Я послал ее на линию, позвонил в политотдел, доложил, что выполнить приказ не могу ввиду ее отсутствия. Дальше последовала серия звонков, грубый многоярусный мат, приказ найти Захарову, где бы она ни была. По моей просьбе командир моей роты направляет меня в командировку в штаб одной из дивизий.

Я исчезаю. Генерал ложится спать. А Маша, неожиданно для меня, влюбляется в меня.

Генерал не успокаивается, звонит каждый день, грозит за неисполнение приказания предать меня суду военного трибунала. Командир роты входит в мое и Машино положение, предлагает мне временно отвезти ее в полк на передовую… 

* * *

Через месяц за Машей Захаровой начинает ухаживать мой друг — младший лейтенант Саша Котлов, и становятся они мужем и женой, только что не расписаны, а у меня с обоими дружба.

Так вот, не учел Саша того, что Машу не выпускал из вида тот самый генерал, начальник политотдела армии, ревновал и предпринимал все меры, чтобы разрушить их замечательный союз. Сначала откомандировывал куда мог Котлова, потом пытался вновь и вновь заманить к себе Машу.

Скрываться от генерала помогала ей вся моя рота, да и не только. И осталось генералу одно — мстить за любовные свои неудачи Котлову.
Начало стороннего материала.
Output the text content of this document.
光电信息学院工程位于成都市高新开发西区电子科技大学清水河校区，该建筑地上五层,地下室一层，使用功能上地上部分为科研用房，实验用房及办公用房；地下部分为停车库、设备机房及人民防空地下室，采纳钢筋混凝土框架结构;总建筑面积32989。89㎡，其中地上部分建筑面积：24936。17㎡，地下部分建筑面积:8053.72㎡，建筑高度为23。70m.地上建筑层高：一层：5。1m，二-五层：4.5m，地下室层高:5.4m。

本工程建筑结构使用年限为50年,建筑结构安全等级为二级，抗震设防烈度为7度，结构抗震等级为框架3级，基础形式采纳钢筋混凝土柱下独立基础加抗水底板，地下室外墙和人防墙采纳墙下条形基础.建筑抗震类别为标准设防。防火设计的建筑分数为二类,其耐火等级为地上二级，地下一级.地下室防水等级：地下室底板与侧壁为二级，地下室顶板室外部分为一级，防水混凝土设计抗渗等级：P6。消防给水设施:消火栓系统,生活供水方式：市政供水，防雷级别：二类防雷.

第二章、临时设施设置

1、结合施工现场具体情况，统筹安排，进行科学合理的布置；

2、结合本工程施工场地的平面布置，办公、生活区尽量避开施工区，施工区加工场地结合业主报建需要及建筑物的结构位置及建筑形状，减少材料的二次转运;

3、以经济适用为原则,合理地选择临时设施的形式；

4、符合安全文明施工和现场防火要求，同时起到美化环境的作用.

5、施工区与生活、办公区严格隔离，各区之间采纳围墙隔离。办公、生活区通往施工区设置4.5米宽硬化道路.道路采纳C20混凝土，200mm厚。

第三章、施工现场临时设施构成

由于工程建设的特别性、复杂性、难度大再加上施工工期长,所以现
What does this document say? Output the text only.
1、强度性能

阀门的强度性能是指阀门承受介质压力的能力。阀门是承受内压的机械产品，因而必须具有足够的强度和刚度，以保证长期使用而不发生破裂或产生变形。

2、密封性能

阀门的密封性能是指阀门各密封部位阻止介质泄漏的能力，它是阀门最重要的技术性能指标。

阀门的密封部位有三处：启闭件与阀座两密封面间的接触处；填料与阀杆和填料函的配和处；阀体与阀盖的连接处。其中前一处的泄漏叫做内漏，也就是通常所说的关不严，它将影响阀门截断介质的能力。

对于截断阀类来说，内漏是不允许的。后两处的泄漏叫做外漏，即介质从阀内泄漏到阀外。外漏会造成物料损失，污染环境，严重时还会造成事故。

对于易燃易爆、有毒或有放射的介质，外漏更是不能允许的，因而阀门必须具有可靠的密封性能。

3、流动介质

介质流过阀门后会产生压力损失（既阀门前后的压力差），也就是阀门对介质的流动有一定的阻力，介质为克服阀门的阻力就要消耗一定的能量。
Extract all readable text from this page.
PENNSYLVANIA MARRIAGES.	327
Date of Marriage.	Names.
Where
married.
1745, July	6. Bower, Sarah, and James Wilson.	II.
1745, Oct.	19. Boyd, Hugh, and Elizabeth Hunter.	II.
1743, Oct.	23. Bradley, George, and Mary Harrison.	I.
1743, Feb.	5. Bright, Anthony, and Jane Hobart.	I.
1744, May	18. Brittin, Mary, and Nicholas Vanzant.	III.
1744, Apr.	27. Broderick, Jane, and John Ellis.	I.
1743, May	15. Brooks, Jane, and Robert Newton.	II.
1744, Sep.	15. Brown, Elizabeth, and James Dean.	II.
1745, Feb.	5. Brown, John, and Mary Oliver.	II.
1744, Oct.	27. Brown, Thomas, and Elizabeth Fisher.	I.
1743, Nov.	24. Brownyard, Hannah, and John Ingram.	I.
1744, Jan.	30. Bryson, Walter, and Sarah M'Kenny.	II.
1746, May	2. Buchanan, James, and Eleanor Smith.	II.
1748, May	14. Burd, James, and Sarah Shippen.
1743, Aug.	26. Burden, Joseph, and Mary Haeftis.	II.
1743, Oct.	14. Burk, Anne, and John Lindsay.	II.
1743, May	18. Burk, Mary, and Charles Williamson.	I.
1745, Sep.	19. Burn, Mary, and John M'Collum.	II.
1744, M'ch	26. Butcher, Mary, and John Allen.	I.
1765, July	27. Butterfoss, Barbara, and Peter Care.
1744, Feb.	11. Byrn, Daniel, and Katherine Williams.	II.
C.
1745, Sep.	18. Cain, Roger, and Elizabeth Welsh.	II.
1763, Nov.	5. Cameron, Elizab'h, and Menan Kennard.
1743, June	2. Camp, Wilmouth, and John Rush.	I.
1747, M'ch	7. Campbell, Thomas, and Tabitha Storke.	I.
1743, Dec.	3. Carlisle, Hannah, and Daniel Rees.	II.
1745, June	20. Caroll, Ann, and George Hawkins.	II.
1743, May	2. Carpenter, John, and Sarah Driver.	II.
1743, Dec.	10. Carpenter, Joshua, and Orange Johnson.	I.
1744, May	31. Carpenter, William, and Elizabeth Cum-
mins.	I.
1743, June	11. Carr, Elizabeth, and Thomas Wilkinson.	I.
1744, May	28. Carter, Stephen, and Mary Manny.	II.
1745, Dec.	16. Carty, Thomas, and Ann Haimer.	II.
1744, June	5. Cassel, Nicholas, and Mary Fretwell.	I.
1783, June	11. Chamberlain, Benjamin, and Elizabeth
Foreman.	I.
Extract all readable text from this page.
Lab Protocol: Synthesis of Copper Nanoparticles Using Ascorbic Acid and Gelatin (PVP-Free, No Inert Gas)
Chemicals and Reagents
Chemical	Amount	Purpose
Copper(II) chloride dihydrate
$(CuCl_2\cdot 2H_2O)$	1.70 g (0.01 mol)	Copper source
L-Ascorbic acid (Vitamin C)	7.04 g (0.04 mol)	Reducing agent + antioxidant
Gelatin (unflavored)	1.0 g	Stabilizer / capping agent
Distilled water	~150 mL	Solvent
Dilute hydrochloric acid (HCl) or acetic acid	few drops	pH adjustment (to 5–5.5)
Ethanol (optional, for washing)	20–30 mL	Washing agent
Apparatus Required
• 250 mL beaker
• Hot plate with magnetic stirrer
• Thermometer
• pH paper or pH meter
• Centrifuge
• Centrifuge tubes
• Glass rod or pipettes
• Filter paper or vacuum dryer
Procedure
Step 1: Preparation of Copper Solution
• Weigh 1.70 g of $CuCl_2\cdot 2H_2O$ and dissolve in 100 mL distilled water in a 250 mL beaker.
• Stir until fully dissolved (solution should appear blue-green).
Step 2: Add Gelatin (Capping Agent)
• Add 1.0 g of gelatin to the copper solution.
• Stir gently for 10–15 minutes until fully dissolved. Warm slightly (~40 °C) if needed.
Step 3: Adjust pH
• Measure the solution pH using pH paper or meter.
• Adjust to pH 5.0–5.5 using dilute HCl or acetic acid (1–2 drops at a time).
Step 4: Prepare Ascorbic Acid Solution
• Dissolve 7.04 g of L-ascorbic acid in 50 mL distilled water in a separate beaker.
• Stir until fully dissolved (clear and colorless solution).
Дважды наше начальство направляло документы на присвоение ему очередных званий, дважды направляло в штаб армии наградные документы.

Генерал был начеку: отказ следовал за отказом, на протесты заместителя командующего артиллерией не приходило ответов, а на телефонные обращения ответы были устные в виде многоэтажного мата и циничных предложений: сначала Захарова, и только потом — звания и ордена.

— Ха-ха-ха-ха! — смеется новый командир роты капитан Тарасов. — Какой ребенок Котлов, не буду я его защищать. Вы его друг, объясните ему, что он ничего не добьется.

Закрываю глаза. Вспоминаю.

Котлов упрямо мотает головой, ему непонятно, почему он ребенок. А Тарасов ерзает на стуле и смотрит мне в глаза.

— Я считаю, что Котлов прав, что пора положить конец гнусным выходкам безнравственного генерала, — говорю я.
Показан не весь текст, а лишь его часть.